Which products actually require CE marking?
A host of technical, electrical, and medical devices, systems, in-vitro diagnostics, and toys need to have the CE marking affixed before they can be sold on the EU market. For medical devices, personal protection equipment, and some other products, conformity assessment must be carried out by a Notified Body. Depending on the directive, conformity assessment may comprise product testing and factory inspection, or only an audit of the manufacturer’s quality management system. On these products, the CE marking must be followed by the identification number of the Notified Body.
How do I identify misuse?
Depending on the circumstances, this can be quite complex. After all, nowadays counterfeiters can simply download the files they need from the Internet. However, in some instances fake CE markings are very obvious, perhaps because the proportions are distorted or because they are not affixed to all elements as set forth in the regulations, such as the product itself, the packaging and the documentation. Another important indicator for recognizing counterfeit products is the purchase price. Prices that are too good to be true indicate the possibility of a counterfeit product!
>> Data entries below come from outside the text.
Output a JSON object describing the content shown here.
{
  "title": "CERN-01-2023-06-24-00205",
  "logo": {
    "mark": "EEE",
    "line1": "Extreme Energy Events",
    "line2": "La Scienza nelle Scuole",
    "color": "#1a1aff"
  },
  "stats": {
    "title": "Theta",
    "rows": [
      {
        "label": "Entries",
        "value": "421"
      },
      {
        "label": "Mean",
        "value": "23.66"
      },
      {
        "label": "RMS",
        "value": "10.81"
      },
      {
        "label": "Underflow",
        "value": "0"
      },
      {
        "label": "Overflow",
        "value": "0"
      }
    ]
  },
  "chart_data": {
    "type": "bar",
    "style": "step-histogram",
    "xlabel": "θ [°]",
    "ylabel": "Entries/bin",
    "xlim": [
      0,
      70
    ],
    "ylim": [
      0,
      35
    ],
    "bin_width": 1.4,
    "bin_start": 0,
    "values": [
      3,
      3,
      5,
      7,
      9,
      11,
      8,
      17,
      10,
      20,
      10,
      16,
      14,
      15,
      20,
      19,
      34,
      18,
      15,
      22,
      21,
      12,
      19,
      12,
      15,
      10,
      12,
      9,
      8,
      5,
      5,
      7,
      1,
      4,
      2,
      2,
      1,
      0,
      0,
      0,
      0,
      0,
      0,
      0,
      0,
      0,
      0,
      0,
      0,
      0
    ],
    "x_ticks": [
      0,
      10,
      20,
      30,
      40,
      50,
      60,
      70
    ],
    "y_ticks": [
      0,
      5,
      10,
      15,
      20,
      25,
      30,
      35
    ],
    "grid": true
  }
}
What can I do if I suspect foul play?
Here, the possibilities are many and varied. If product advertising mentions TÜV SÜD certification, anybody can search the certificate explorer on our website, verifying certificate validity and the certification scope. If there is no valid certificate or if consumers suspect the product is counterfeit, in spite of its valid certificate, they can contact the market supervisory authority, the consumer protection authority, or the Notified Body directly. In our case, consumers can send an email to firstname.lastname@example.org.
If our clients suspect products sold on the market, or even come across counterfeits of their own products which, to cap it all, are identified by their own products’ certificates, they can always contact their client advisor, who will then establish contact with us.